1. For those who are interested, bapineuzumab is a monoclonal antibody, similar to the antibodies already produced by our bodies, except grown in industrial amounts using mouse cells. Antibodies are like hazard warning labels. They stick to anything in the body that shouldn’t be there, for example a virus or a cancer cell, signalling to the body’s immune cells to attack and dispose of the offending article. Bapineuzumab is an antibody that sticks to amyloid beta, the protein that forms tangled masses in the Alzheimer’s brain called plaques, presence of which during autopsy is the final definitive diagnosis of the disease.
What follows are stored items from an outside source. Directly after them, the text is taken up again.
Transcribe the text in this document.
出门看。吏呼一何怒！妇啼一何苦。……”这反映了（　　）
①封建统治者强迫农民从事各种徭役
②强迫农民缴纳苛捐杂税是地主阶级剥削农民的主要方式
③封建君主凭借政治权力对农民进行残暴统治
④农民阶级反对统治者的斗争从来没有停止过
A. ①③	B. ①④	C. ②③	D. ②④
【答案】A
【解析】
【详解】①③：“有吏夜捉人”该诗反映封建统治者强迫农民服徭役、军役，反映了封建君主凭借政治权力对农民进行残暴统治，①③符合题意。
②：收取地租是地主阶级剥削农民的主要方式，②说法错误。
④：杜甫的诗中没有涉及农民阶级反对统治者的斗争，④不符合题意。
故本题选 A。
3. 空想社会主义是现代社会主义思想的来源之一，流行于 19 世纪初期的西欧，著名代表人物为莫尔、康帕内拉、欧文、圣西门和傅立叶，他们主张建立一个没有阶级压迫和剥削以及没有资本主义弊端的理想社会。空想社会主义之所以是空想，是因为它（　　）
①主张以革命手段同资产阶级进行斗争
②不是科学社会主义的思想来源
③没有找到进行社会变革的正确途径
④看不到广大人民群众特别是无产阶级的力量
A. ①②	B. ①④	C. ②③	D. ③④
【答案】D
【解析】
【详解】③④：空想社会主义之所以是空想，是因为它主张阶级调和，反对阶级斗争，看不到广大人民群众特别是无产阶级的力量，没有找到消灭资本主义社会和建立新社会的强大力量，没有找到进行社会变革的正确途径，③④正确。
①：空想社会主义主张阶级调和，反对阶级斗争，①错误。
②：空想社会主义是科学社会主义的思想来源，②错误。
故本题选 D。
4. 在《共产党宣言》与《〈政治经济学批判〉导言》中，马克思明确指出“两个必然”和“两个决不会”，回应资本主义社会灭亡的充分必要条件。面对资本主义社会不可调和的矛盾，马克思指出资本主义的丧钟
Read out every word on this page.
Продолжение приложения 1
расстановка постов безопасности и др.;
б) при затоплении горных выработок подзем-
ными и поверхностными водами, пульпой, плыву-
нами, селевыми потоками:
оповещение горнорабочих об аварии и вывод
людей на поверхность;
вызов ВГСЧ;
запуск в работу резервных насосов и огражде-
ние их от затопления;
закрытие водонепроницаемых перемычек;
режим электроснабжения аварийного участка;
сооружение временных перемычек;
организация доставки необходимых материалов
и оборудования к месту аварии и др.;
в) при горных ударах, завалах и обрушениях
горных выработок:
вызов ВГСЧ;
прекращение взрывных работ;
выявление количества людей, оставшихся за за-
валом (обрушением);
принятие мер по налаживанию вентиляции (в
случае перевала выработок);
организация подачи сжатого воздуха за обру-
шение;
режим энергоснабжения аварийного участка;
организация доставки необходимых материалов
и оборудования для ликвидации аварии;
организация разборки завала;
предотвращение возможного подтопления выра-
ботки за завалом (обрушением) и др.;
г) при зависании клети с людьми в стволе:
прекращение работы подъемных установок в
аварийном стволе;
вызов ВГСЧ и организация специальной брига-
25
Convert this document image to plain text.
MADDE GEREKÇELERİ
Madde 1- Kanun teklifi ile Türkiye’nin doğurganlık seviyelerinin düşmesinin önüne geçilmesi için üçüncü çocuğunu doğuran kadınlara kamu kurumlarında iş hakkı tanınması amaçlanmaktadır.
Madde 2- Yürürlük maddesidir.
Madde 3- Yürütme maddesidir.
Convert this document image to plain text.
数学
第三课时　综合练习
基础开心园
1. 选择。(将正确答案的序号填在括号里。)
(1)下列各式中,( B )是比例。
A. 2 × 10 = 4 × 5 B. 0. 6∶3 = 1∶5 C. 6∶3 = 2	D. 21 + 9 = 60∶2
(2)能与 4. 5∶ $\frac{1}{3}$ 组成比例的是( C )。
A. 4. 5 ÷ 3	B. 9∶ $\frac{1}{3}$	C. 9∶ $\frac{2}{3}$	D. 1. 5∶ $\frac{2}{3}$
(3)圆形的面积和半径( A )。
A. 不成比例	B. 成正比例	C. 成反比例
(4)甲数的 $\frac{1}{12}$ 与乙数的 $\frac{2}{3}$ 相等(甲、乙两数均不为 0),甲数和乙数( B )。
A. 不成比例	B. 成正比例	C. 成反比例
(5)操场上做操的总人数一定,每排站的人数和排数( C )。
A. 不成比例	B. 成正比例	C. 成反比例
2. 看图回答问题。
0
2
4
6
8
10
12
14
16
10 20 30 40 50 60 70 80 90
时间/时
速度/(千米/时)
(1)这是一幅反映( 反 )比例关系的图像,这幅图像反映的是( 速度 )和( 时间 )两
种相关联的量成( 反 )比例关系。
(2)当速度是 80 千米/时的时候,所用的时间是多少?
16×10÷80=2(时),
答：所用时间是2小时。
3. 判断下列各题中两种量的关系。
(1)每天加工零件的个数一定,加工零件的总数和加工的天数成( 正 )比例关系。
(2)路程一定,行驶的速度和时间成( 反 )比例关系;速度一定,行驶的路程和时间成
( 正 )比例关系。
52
The theory behind the vaccine is this: bapineuzumab will stick to the amyloid beta plaques, causing to immune system to clear the amyloid deposits out of the brain, thus undoing the symptoms Alzheimer’s.  However, as explained in this excellent article, it is disputed whether amyloid tangles or plaques are a cause or a symptom of the disease. There are other candidates, including the tau protein, as well as smaller, soluble forms of amyloid beta, which theoretically bapineuzumab could work against as well.


2. Initial safety hurdles are phase I of testing, normally in healthy volunteers (although, with certain drugs that have the potential to cause harm, e.g. chemotherapies and certain Alzheimer drugs, such as bapineuzumab, phase I trial take place in disease sufferers). Phase II trials are small scale testing in people with the actual disease. Drugs that fail phase II often will not progress to phase III, the large scale trials required to get marketing authorization for a drug. 

3. Why? At university, I was lucky enough to be taught by a group researching Alzheimer’s and antibodies, and saw some brilliant data. Unfortunately the unlucky subjects of the experiments were fruit flies engineered to have Alzheimer’s-like symptoms, but none the less, it was enough to make me a believer in the potential of this stuff.